I have an urn with 10 balls: 4 red and 6 white. What is the probability that the first two drawn balls have the same color?
Approach No. 1:
$|U| = 10! = 3628800$
White balls on first and second draw: on the first and second draw, I can pick any of the 6 white balls on the first draw, and 5 on the second draw. After that, I have 8 balls left, of which I don't care what order they are in. This will become $6\times5\times8\times7\times6\times5\times4\times3\times2\times1=1209600$.
$\left(\frac{1209600}{3628800} \right)=\frac{1}{3}$
If we have red balls on the first and second draw, then: I can pick any of the 4 red balls on the first draw, and on the second draw any of the left over 3. This will be$4\times3\times8\times7\times6\times5\times4\times3\times2\times1=483840$.

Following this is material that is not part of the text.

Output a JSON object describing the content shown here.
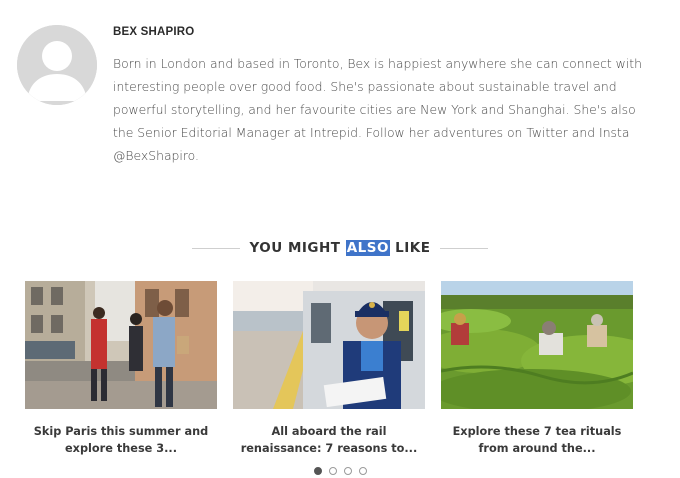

$\left(\frac{483840}{3628800} \right)=\frac{2}{15}$
The sum of these two will be: $\frac{1}{3}+\frac{2}{15}=\frac{7}{15}$
Approach number two:
Chance of a red ball on first draw: $\frac{4}{10}$. Chances of a red ball on second draw: $\frac{3}{9}.$
$\frac{4}{10}\times\frac{3}{9}=\frac{2}{15}$.
Chance of a white ball on first draw: $\frac{6}{10}$. Chances of a white ball on second draw: $\frac{5}{9}$.
$\frac{6}{10}\times\frac{5}{9}=\frac{5}{15}$.
$\frac{5}{15}+\frac{2}{15}=\frac{7}{15}$
What I want to know, is this answer correct? Somehow I can't get it straight in my head that this is the right answer, since the $8!$ seems a bit weird to me. I mean don't the chances of the other red balls in the case of red balls on first and second draw count?
Best Answer
Yes this is correct.
With conditional probability, you could formulate it this way: P(2 balls of the same color) = P(2 balls are white OR 2 balls are red) = P(2 balls are white) + P (2 balls are red) [since the two conditions are mutually exclusive]
P(2 balls are white) = P(first ball is white AND (second ball is white given first ball is white)) = P(first ball is white) * P(second ball is white | first ball is white) = 6/10 * 5/9, as you mentioned.
In the same way, P(2 balls are red) = 4/10 * 3/9.
The two rules that we use are described here: http://people.richland.edu/james/lecture/m170/ch05-rul.html
It is 1) the addition of mutually exclusive events and 2) dependent events and contitional probabilities.